Islam Memuliakan Janda
Allah SWT berfirman:
“Dan orang-orang yang meninggal dunia di antaramu dan meninggalkan istri-istri, hendaknya mereka (istri-istri itu) menunggu empat bulan sepuluh hari.”
(QS. Al-Baqarah [2]: 234)
Ayat tersebut berbicara tentang masa iddah bagi perempuan yang ditinggal wafat suaminya.
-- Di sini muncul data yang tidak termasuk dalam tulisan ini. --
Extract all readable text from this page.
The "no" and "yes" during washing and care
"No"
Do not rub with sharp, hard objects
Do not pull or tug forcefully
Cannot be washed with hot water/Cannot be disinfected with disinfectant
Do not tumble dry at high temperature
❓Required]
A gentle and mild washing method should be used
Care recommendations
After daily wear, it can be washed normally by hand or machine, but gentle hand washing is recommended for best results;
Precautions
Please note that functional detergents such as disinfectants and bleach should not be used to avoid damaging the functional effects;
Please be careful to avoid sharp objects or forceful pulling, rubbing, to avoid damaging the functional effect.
Menurut Imam Ath-Thabari, ketentuan ini menunjukkan perhatian syariat terhadap kondisi psikologis dan sosial seorang perempuan setelah kehilangan pasangan hidupnya (Ath-Thabari, 2001).
Imam Al-Qurthubi menjelaskan bahwa masa iddah bukanlah bentuk perbankan, melainkan penghormatan terhadap ikatan pernikahan yang telah dijalani serta perlindungan bagi perempuan agar dapat mempersiapkan diri memasuki fase kehidupan berikutnya (Al-Qurthubi, 2006).
Pandangan ini menunjukkan bahwa Islam memandang janda sebagai sosok yang harus dihormati, dijaga martabatnya, dan diberi kesempatan untuk melanjutkan kehidupan secara layak.
Perintah Pembukaan Jalan Pernikahan
Al-Qur'an juga memberikan dorongan agar masyarakat membantu mereka yang belum memiliki pasangan hidup.
Allah SWT berfirman:
“Dan nikahkanlah orang-orang yang masih membujang di antara kamu.”
(QS. An-Nur [24]: 32)
Para mufasir menjelaskan bahwa ayat ini mencakup semua orang yang tidak memiliki pasangan, termasuk janda dan duda. Ibnu Katsir menerangkan bahwa Islam mendorong masyarakat untuk mempermudah pernikahan dan menghilangkan berbagai hambatan yang tidak dapat dibenarkan syariat (Ibnu Katsir, 1999).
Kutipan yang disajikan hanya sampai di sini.